Прежде всего следует отметить, что рассказчики даже недостоверных хадисов были истинными борцами за Правду, которую они отстаивали в непростых условиях Средневековья. А в те времена для того, чтобы быть услышанным, зачастую единственным способом являлось выдавать свои идеи под обманным прикрытием великих авторитетов. Это практика называлась тадлис («подтасовка»). Так, некий противник Абу-Ханифы написал от имени имама аль-Газали трактат, ниспровергающий «величайшего предстоятеля». А другой человек (по всей вероятности, ашарит), зная об авторитете последнего, напротив, выдал свое сочинительство как труд самого куфийского факиха под названием «Величайшее знание» (по крайней мере, об этом свидетельствует анализ текста). Конечно же, подобные приемы нам кажутся безнравственными и нечестными, но с философской точки зрения, с позиции служения Вечной Истине — они вполне оправданны. И потому мы не имеем права судить тех людей, кто сочинял хадисы, не зная о их внутренней мотивации. И хотя их поступки нам с «высоты» сегодняшнего дня кажутся в чем-то аморальными, мы должны помнить, что мораль, как известно, подобно закону, не имеет обратной силы. И потому мы не имеем права осуждать тех, кто сочинял хадисы, тем более мы не уверены, что они делали это сознательно, или тех, кто лишь апеллировал к ним.
Однако далеко ли мы сами ушли от методов тех времен? Еще совсем недавно, чтобы быть услышанными, люди были вынуждены оперировать категориями «научного атеизма», а любая книга — по машиностроению или сапожному ремеслу — неизменно начиналась с цитаты из классиков марксизма-ленинизма или, на худой конец, — выдержкой из решения какого-нибудь съезда партии.
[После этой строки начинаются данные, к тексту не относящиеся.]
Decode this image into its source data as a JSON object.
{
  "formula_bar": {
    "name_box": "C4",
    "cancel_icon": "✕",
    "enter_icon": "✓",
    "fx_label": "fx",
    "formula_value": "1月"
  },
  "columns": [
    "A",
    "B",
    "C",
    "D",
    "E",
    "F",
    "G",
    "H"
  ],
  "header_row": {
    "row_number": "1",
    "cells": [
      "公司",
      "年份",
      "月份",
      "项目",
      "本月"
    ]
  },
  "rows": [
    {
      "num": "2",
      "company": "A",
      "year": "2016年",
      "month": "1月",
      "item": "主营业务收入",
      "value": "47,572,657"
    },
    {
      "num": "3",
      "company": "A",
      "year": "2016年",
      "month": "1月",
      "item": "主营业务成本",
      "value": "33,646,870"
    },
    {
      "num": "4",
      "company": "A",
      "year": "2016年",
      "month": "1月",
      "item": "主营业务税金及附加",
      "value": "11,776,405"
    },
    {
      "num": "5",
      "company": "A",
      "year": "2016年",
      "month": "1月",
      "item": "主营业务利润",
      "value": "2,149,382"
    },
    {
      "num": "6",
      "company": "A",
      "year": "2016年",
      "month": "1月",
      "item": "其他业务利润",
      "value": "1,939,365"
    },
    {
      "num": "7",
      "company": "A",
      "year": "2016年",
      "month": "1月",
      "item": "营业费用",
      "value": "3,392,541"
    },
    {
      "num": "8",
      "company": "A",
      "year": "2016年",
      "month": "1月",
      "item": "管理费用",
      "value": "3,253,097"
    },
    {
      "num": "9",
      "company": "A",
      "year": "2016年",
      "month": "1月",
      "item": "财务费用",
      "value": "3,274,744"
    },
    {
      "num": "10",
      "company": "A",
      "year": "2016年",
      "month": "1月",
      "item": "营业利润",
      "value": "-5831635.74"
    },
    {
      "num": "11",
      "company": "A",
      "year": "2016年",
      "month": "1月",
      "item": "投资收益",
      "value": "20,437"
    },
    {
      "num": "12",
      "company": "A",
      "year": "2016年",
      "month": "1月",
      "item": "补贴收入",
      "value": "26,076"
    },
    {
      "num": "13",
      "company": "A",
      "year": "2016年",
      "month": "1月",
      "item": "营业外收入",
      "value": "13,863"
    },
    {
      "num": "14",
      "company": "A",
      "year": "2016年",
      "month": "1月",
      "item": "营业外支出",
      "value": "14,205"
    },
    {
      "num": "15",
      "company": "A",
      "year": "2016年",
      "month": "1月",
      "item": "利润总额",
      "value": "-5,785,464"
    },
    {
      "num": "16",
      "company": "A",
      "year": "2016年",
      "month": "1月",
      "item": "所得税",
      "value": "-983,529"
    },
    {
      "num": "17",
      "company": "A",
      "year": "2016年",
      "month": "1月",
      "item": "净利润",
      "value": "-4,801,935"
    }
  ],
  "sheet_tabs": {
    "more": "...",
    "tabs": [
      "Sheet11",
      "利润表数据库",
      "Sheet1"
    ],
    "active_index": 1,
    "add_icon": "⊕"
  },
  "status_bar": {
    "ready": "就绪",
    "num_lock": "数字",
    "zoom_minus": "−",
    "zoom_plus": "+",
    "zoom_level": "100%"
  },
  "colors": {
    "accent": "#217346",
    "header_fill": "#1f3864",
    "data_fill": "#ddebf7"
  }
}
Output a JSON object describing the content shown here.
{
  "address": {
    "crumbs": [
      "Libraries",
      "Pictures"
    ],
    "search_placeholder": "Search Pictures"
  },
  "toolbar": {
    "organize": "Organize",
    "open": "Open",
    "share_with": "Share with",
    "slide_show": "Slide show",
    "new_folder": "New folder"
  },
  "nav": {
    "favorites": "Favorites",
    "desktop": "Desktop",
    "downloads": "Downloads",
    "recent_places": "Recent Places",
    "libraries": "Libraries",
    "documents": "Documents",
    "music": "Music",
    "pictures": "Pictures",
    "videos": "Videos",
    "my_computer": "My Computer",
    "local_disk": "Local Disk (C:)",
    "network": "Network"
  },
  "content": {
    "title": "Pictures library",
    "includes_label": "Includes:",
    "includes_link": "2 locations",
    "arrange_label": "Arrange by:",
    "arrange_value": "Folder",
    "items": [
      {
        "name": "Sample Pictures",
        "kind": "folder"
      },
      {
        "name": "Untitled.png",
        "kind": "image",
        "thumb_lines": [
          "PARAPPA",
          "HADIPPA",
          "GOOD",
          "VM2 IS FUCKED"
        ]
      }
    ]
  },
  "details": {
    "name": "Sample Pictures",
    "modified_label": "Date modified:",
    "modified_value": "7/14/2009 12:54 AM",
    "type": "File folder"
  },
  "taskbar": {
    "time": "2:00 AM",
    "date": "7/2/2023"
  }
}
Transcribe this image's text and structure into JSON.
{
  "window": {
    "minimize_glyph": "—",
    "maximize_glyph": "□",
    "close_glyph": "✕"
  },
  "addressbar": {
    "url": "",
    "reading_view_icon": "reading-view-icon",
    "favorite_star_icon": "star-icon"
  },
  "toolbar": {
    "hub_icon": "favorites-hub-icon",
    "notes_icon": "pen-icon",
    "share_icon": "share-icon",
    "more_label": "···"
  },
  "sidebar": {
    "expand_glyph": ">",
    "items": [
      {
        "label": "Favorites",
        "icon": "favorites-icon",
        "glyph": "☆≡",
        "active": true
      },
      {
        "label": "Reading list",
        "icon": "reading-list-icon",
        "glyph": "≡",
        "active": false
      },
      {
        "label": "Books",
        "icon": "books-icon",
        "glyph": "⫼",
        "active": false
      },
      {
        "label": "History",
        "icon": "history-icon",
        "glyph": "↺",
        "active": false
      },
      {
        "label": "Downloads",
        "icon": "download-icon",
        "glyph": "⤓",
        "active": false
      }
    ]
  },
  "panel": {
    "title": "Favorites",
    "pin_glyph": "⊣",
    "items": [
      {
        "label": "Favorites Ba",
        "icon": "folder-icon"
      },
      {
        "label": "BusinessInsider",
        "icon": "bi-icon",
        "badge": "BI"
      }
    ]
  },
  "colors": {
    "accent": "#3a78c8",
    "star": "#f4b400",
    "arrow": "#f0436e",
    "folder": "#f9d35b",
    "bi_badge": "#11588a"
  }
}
А в наши дни? Разве антитеррористическая риторика — это не тот же прием? Когда «мировой полицейский» борется с террором, все прекрасно понимают, что соответствующая риторика — фарс. Но в этот фарс играет и наш президент, который якобы ради борьбы с террором лишает региональных губернаторов возможности быть избранными народом (какая тут связь с террором?). В этот фарс играют и сами губернаторы, когда выколачивают из местных бюджетов деньги на оснащение улиц города камерами видеонаблюдения. В этот фарс играем и мы — институты гражданского общества, — когда пытаемся выбить на свои проекты бюджетные ассигнования у властей. Таковы нынче правила игры, за которые нас будут презирать собственные потомки.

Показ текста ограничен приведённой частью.